Math 2644-01


Calculus II


MWF         10 am to 10:50 am

Tues.          9:30 am to 10:20 am

Boyd           301


Instructor:    Anthony J. Giovannitti

Office:         Boyd 325

Phone:         770-838-2579

FAX:           770-836-6890



Office Hours:  MWF       8:30 am to 10 am and 11 am to 12 pm
                             M      4 pm to 5:30 pm
                       Tues.       9 am to 9:30 am and 11 am to 11:30 am
                       Or by appointment 


Author & Text:      James Stewart, Calculus – Early Transcendentals, 4th ed.


Learning Objectives: The student will be able to:


1.     Compute areas between curves.  (L1, L6, L8, L9)

2.     Compute volumes by disks, washers, shells, and cross-sections.  (L1, L6, L8, L9)

3.     Compute arc-length of a curve and surface area.  (L1, L6, L8, L9)

4.     Solve applied problems involving force and work.  (L1, L8, L9)

5.     Evaluate anti-derivatives and definite integrals using u-substitution, integration by parts, trigonometric substitution, partial fractions, and completing the square.  (L1, L2, L6, L7)

6.     Use simple approximation techniques for definite integrals, check the error bounds for each technique, and compare the strengths and weaknesses of each.  (L1, L2, L6, L7, L8)

7.     Evaluate improper integrals.  (L1, L2, L7, L8)

8.     Compute areas of planar regions and arc-lengths of curves using polar coordinates.  (L1, L6, L8, L9)

9.     Determine whether a sequence converges or diverges.  (L1, L2, L7)

10.    Determine whether a series converges conditionally, converges absolutely, or diverges using the appropriate methods, such as geometric series test, p-series test, the comparison test, the limit comparison test, the integral test, the ratio test, the root test, and the alternating series test.  (L1, L2, L7)

11.    Determine the radius of convergence and the interval of convergence of a power series.  (L1, L7)

12.    Compute the Taylor and Maclaurin series of a function.  (L1, L7)




Daily            2-15 problems will be assigned per section and one shall be chosen by the instructor to be graded for 0-2 points.  The student will chose an even problem not assigned from each homework section to be graded for 0-2 points for correctness and an extra 0-2 points for difficulty. The homework is due on the following class period unless otherwise instructed.

4                                            Tests during class periods.  (These will be given during Tuesday’s class period and will be for 75 minutes.)


1                                            Comprehensive Final.  (This will be given May 2, 2003 from 8am to 10 am in Boyd 301.)



Your course grade is based on these 3 parts as follows:


Homework                                         100 points

Tests 1-4                                            400 points   

Final*                                                 100 points


*The grade from your final can be used to replace one of your in class test grades.

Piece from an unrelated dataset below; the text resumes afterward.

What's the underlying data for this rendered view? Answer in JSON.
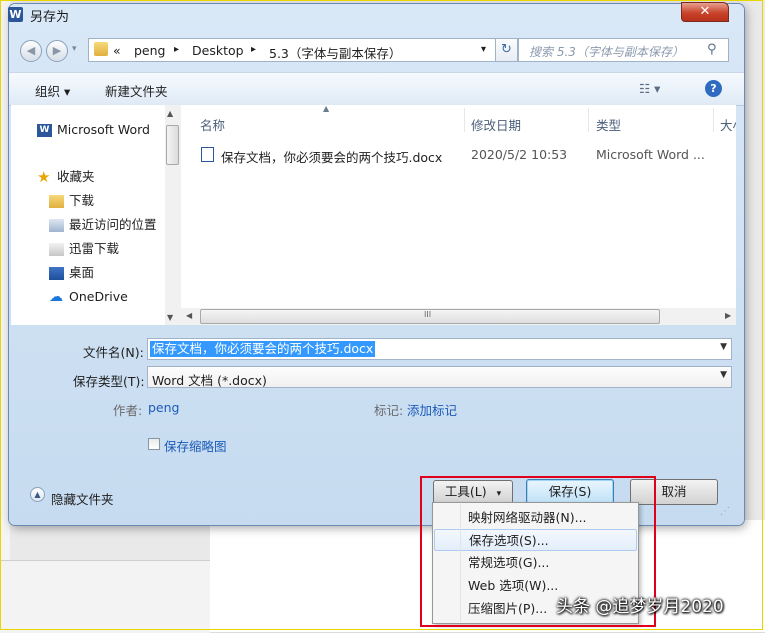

Letter grade:  A540>B480>C420>D360>F




January 6                        First day of Class
January 20                       Martin Luther King Jr. Holiday
January 28                       Test 1
February 25                    Test 2

February 27                    Last Day to withdraw with a W

March 14                        Math Day (No Math Classes, Great Talks)

March 25                        Test 3

April 22                          Test 4

April 28                          Last Day of Class

May 2                             Final Exam: 8 am to 10 am  Boyd 301




Academic dishonesty is NOT tolerated. It will result in failure on assignment(s) as well as possible disciplinary sanction(s) as stipulated by university rules. State University of West Georgia Student Conduct Code defines academic dishonesty as cheating, fabrication, plagiarism, and facilitating or allowing academic dishonesty in any academic exercise.


Cheating:  using or attempting to use unauthorized materials, information or study aids


Fabrication:  falsification or unauthorized invention of any information or citation


Plagiarism:  representing the words or ideas of another as one's own. Direct quotations must be indicated and ideas of another must be appropriately acknowledged.


Academic dishonesty in any form compromises your grade and lowers the quality of your diploma. A fellow student who cheats may actually lower your grade, sometimes causing unfair and inflated grading scales. I hope each of you values your college education enough to protect yourself from dishonest classmates. If you are aware of cheating taking place, please contact Dr. Giovannitti and proper action will be taken.